ARI SHAPIRO, HOST:
Sources close to the process tell NPR that President Obama has begun interviewing potential nominees for the Supreme Court vacancy. The president is planning to nominate someone to succeed the late Justice Antonin Scalia, despite Republican senators' warnings that they will not consider or even meet with an Obama appointee. They want the next president to make that nomination. NPR's Nina Totenberg is here with the latest on the confirmation process. Hi, Nina.
NINA TOTENBERG, BYLINE: Hi, Ari.
SHAPIRO: Who, briefly, is the president considering in these interviews?
TOTENBERG: We've got five names here. They're all judges. None of them have a political background, per se. The top three, I'd say, are Chief Judge Merrick Garland of the U.S. Court of Appeals for the District of Columbia, Judge Sri Srinivasan of the same court and Judge Paul Watford of the Ninth Circuit Court of Appeals based in San Francisco.
SHAPIRO: And what does a president typically look for in these kinds of interviews?
TOTENBERG: Well, don't know exactly what they ask. But as one person put it to me, a president usually is looking for a person who is, as he put it, like me, has my values. And then, can I sell him or her?
SHAPIRO: And with President Obama, what does like me with my values mean?
TOTENBERG: Well, he used to use the word empathy. He doesn't use that anymore. What he means, he says, is somebody who sees the law in the real world, defers to the elected branches of government - that is Congress and the president - and doesn't make it up out of whole cloth in the courts. Of course, that's very much what Republicans say they're for, too.
SHAPIRO: Given that most Republicans in the Senate have said they don't even plan to meet with the nominee, how will this go once Obama makes a nomination?
TOTENBERG: Well, I think you can look for the rollout to be very different. You know, normally it's sort of a pas de deux. You expect what's going to happen. There's the big ceremony in the White House, then the nominee goes and meets with people on the Hill from both parties, and eventually there's a hearing. Well here, Mitch McConnell has already said there's not going to be a hearing; we're not going to meet with anybody. John Cornyn, the Republican whip, has said we're going to make this person a pinata. So I expect that the Democrats will elongate the process of their meeting with the nominee, and I wouldn't be surprised to see the nominee perhaps go to the door of his home state senator and knock on the door and not get a meeting.
SHAPIRO: Nobody's home?
TOTENBERG: Nobody's home. That would not surprise me if, for example, Sri Srinivasan went to the Kansas senator's door and didn't get a greeting.

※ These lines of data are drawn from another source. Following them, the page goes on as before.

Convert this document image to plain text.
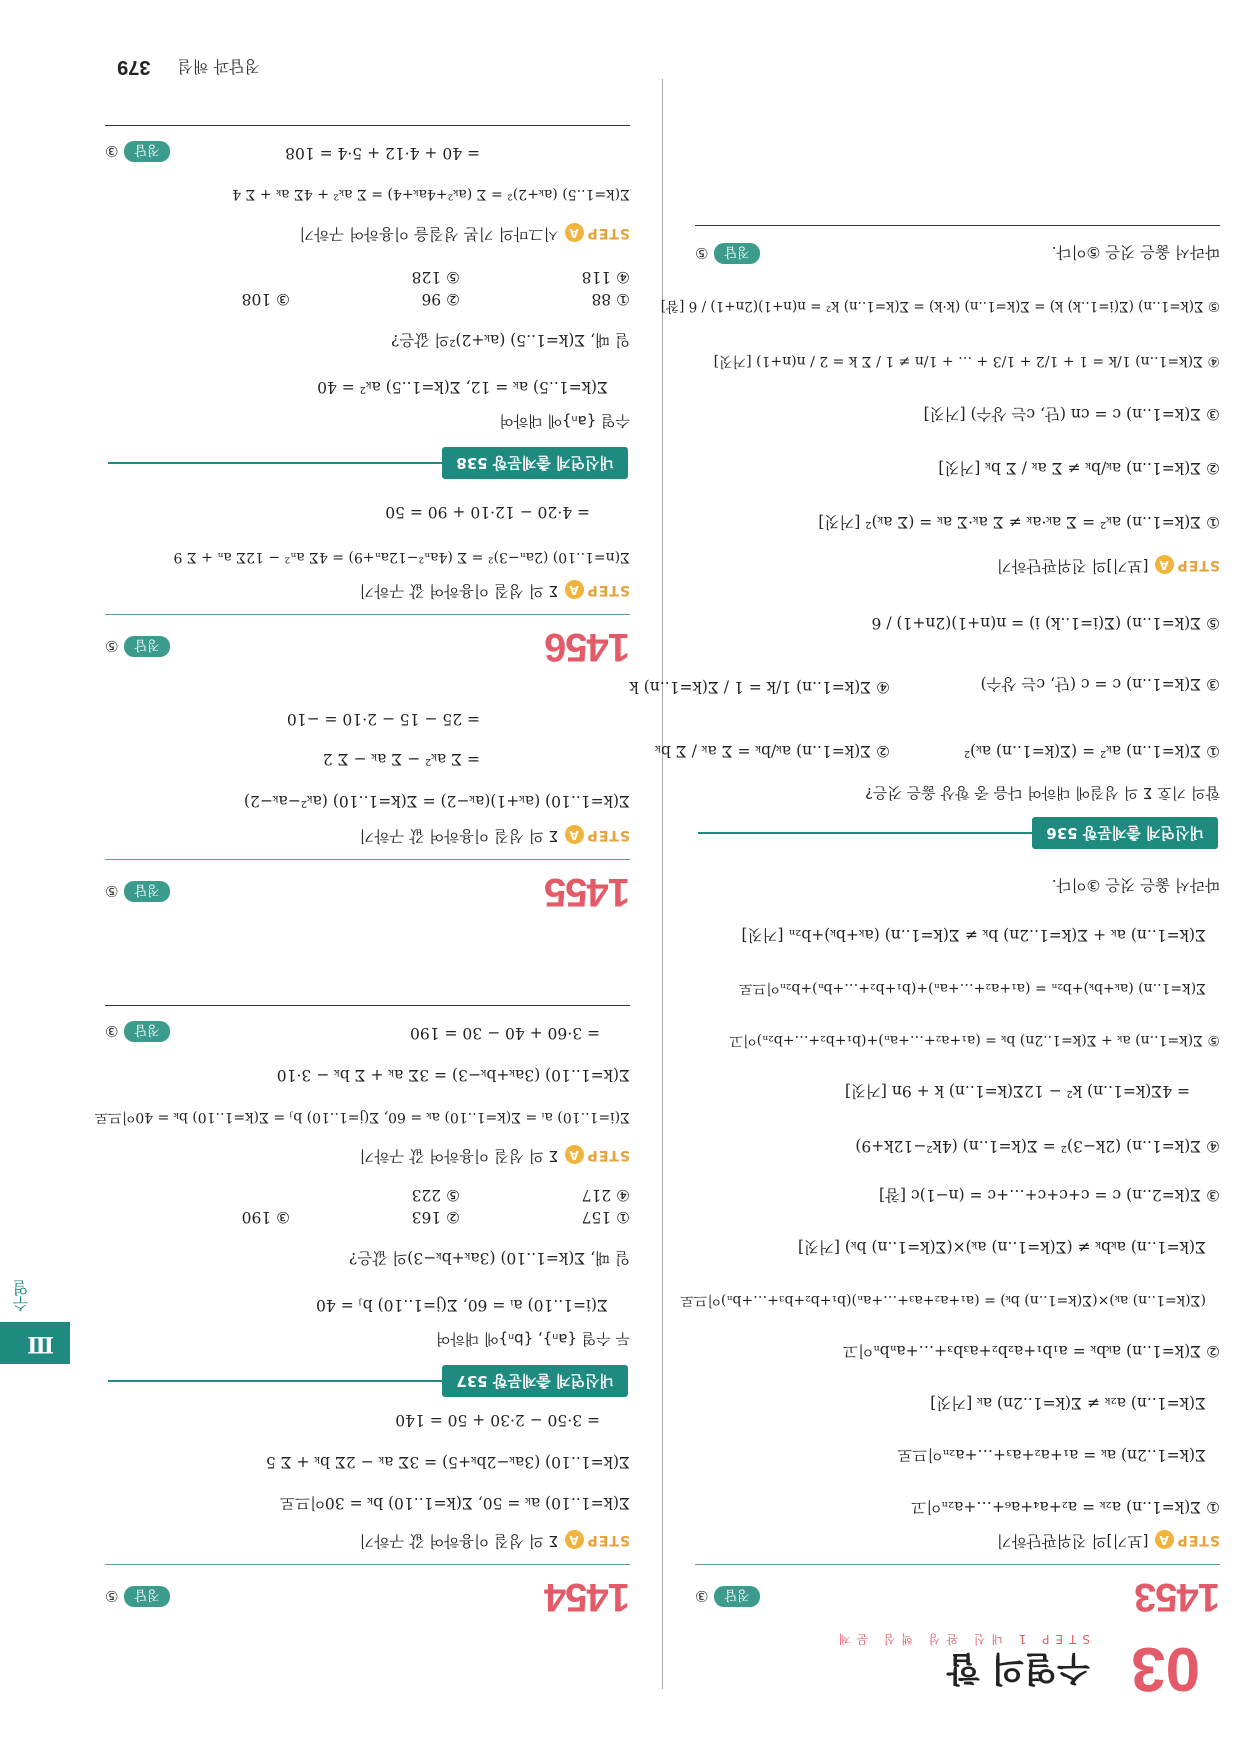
03
수열의 합
STEP 1 내신 완성 핵심 문제
정답과 해설 379
Ⅲ
수열
1453
정답③
STEPA[보기]의 진위판단하기
① Σ(k=1..n) a₂ₖ = a₂+a₄+a₆+…+a₂ₙ이고
Σ(k=1..2n) aₖ = a₁+a₂+a₃+…+a₂ₙ이므로
Σ(k=1..n) a₂ₖ ≠ Σ(k=1..2n) aₖ [거짓]
② Σ(k=1..n) aₖbₖ = a₁b₁+a₂b₂+a₃b₃+…+aₙbₙ이고
(Σ(k=1..n) aₖ)×(Σ(k=1..n) bₖ) = (a₁+a₂+a₃+…+aₙ)(b₁+b₂+b₃+…+bₙ)이므로
Σ(k=1..n) aₖbₖ ≠ (Σ(k=1..n) aₖ)×(Σ(k=1..n) bₖ) [거짓]
③ Σ(k=2..n) c = c+c+c+…+c = (n−1)c [참]
④ Σ(k=1..n) (2k−3)² = Σ(k=1..n) (4k²−12k+9)
= 4Σ(k=1..n) k² − 12Σ(k=1..n) k + 9n [거짓]
⑤ Σ(k=1..n) aₖ + Σ(k=1..2n) bₖ = (a₁+a₂+…+aₙ)+(b₁+b₂+…+b₂ₙ)이고
Σ(k=1..n) (aₖ+bₖ)+b₂ₙ = (a₁+a₂+…+aₙ)+(b₁+b₂+…+bₙ)+b₂ₙ이므로
Σ(k=1..n) aₖ + Σ(k=1..2n) bₖ ≠ Σ(k=1..n) (aₖ+bₖ)+b₂ₙ [거짓]
따라서 옳은 것은 ③이다.
내신연계 출제문항 536
합의 기호 Σ 의 성질에 대하여 다음 중 항상 옳은 것은?
① Σ(k=1..n) aₖ² = (Σ(k=1..n) aₖ)²
② Σ(k=1..n) aₖ/bₖ = Σ aₖ / Σ bₖ
③ Σ(k=1..n) c = c (단, c는 상수)
④ Σ(k=1..n) 1/k = 1 / Σ(k=1..n) k
⑤ Σ(k=1..n) (Σ(i=1..k) i) = n(n+1)(2n+1) / 6
STEPA[보기]의 진위판단하기
① Σ(k=1..n) aₖ² = Σ aₖ·aₖ ≠ Σ aₖ·Σ aₖ = (Σ aₖ)² [거짓]
② Σ(k=1..n) aₖ/bₖ ≠ Σ aₖ / Σ bₖ [거짓]
③ Σ(k=1..n) c = cn (단, c는 상수) [거짓]
④ Σ(k=1..n) 1/k = 1 + 1/2 + 1/3 + … + 1/n ≠ 1 / Σ k = 2 / n(n+1) [거짓]
⑤ Σ(k=1..n) (Σ(i=1..k) k) = Σ(k=1..n) (k·k) = Σ(k=1..n) k² = n(n+1)(2n+1) / 6 [참]
따라서 옳은 것은 ⑤이다.
정답⑤
1454
정답⑤
STEPAΣ 의 성질 이용하여 값 구하기
Σ(k=1..10) aₖ = 50, Σ(k=1..10) bₖ = 30이므로
Σ(k=1..10) (3aₖ−2bₖ+5) = 3Σ aₖ − 2Σ bₖ + Σ 5
= 3·50 − 2·30 + 50 = 140
내신연계 출제문항 537
두 수열 {aₙ}, {bₙ}에 대하여
Σ(i=1..10) aᵢ = 60, Σ(j=1..10) bⱼ = 40
일 때, Σ(k=1..10) (3aₖ+bₖ−3)의 값은?
① 157
② 163
③ 190
④ 217
⑤ 223
STEPAΣ 의 성질 이용하여 값 구하기
Σ(i=1..10) aᵢ = Σ(k=1..10) aₖ = 60, Σ(j=1..10) bⱼ = Σ(k=1..10) bₖ = 40이므로
Σ(k=1..10) (3aₖ+bₖ−3) = 3Σ aₖ + Σ bₖ − 3·10
= 3·60 + 40 − 30 = 190
정답③
1455
정답⑤
STEPAΣ 의 성질 이용하여 값 구하기
Σ(k=1..10) (aₖ+1)(aₖ−2) = Σ(k=1..10) (aₖ²−aₖ−2)
= Σ aₖ² − Σ aₖ − Σ 2
= 25 − 15 − 2·10 = −10
1456
정답⑤
STEPAΣ 의 성질 이용하여 값 구하기
Σ(n=1..10) (2aₙ−3)² = Σ (4aₙ²−12aₙ+9) = 4Σ aₙ² − 12Σ aₙ + Σ 9
= 4·20 − 12·10 + 90 = 50
내신연계 출제문항 538
수열 {aₙ}에 대하여
Σ(k=1..5) aₖ = 12, Σ(k=1..5) aₖ² = 40
일 때, Σ(k=1..5) (aₖ+2)²의 값은?
① 88
② 96
③ 108
④ 118
⑤ 128
STEPA시그마의 기본 성질을 이용하여 구하기
Σ(k=1..5) (aₖ+2)² = Σ (aₖ²+4aₖ+4) = Σ aₖ² + 4Σ aₖ + Σ 4
= 40 + 4·12 + 5·4 = 108
정답③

SHAPIRO: Because he's from Kansas.
TOTENBERG: He's from Kansas. And so that's the kind of thing you might expect. It's an attempt to break the Republicans' resolve not to have a hearing because the minute you have a hearing, that means that the next step becomes more and more possible.
SHAPIRO: Given that some Republicans are talking about the nominee being a pinata, are the people President Obama is interviewing basically just setting themselves up to be sacrificial lambs?
TOTENBERG: Well, there's always the future, and we don't know what's going to happen in the election. Imagine just for a moment that this is November 10 and a Democrat has won the White House and the Democrats have either taken over the Senate or, at the very least, deprived Republican senators of the kind of majority they now have in the Senate. Do you suppose in the lame-duck session they might prefer to pick one of these people, as sort of moderate liberal, compared to the unknown that they might get from the next President Clinton or Sanders?
SHAPIRO: That's NPR's legal affairs correspondent, Nina Totenberg. Thanks, Nina.